Association of Neighborhood Deprivation With Healthcare Utilization Among Persons With Human Immunodeficiency Virus: A Latent Class Analysis
In a latent class analysis of healthcare utilization among 2120 persons with HIV (PWH), PWH who lived in high Social Deprivation Index neighborhoods were more likely to have suboptimal healthcare utilization patterns and less likely to transition to more favorable patterns. Abstract Background We previously identified 3 latent classes of healthcare utilization among people with human immunodeficiency virus (PWH): adherent, nonadherent, and sick. Although membership in the “nonadherent” group was associated with subsequent disengagement from human immunodeficiency virus (HIV) care, socioeconomic predictors of class membership remain unexplored. Methods We validated our healthcare utilization–based latent class model of PWH receiving care at Duke University (Durham, North Carolina) using patient-level data from 2015 to 2018. SDI scores were assigned to cohort members based on residential addresses. Associations of patient-level covariates with class membership were estimated using multivariable logistic regression and movement between classes was estimated using latent transition analysis. Results A total of 1443 unique patients (median age of 50 years, 28% female sex at birth, 57% Black) were included in the analysis.
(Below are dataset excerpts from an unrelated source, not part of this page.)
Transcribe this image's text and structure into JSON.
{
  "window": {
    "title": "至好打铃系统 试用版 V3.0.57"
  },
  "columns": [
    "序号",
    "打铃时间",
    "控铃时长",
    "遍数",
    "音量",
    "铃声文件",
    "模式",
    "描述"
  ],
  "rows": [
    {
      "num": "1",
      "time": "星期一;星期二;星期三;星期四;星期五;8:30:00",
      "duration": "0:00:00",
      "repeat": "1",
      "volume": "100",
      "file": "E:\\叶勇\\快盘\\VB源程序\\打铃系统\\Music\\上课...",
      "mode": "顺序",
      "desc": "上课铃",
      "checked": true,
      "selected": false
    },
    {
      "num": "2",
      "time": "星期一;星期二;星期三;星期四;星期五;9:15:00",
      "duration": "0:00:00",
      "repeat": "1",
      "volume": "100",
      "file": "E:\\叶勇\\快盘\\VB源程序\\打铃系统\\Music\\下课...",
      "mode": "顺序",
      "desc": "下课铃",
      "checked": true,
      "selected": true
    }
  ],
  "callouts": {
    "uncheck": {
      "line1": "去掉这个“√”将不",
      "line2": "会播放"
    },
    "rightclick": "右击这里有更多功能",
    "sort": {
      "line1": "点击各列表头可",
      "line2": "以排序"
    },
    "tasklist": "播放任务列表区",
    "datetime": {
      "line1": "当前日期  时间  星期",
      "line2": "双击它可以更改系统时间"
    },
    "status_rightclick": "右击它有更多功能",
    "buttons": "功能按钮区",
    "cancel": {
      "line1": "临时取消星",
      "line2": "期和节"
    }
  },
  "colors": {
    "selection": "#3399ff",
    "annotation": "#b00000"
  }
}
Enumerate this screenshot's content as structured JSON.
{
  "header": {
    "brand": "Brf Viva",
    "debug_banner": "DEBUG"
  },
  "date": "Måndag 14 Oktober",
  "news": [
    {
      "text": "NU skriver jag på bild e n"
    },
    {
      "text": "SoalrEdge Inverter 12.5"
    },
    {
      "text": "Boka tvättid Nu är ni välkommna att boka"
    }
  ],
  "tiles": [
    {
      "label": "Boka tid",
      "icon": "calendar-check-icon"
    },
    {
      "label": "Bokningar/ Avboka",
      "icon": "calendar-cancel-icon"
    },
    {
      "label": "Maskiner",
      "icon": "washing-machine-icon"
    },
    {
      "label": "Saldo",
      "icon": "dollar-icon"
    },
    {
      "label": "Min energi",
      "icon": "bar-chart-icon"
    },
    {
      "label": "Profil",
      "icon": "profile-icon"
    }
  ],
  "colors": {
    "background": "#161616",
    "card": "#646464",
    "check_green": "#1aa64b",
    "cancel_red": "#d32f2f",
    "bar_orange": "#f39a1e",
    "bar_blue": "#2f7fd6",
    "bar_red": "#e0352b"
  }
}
PWH in the most disadvantaged (highest) SDI decile were more likely to be in the “nonadherent” class than the remainder of the cohort (odds ratio [OR], 1.58 [95% confidence interval {CI}, .95–2.63]) and were significantly more likely to be in the “sick” class (OR, 2.65 [95% CI, 2.13–3.30]). PWH in the highest SDI decile were also more likely to transition into and less likely to transition out of the “sick” class. Conclusions PWH who resided in neighborhoods with high levels of social deprivation were more likely to have latent class membership in suboptimal healthcare utilization groupings, and membership persisted over time. Risk stratification models based on healthcare utilization may be useful tools in the early identification of persons at risk for suboptimal HIV care engagement.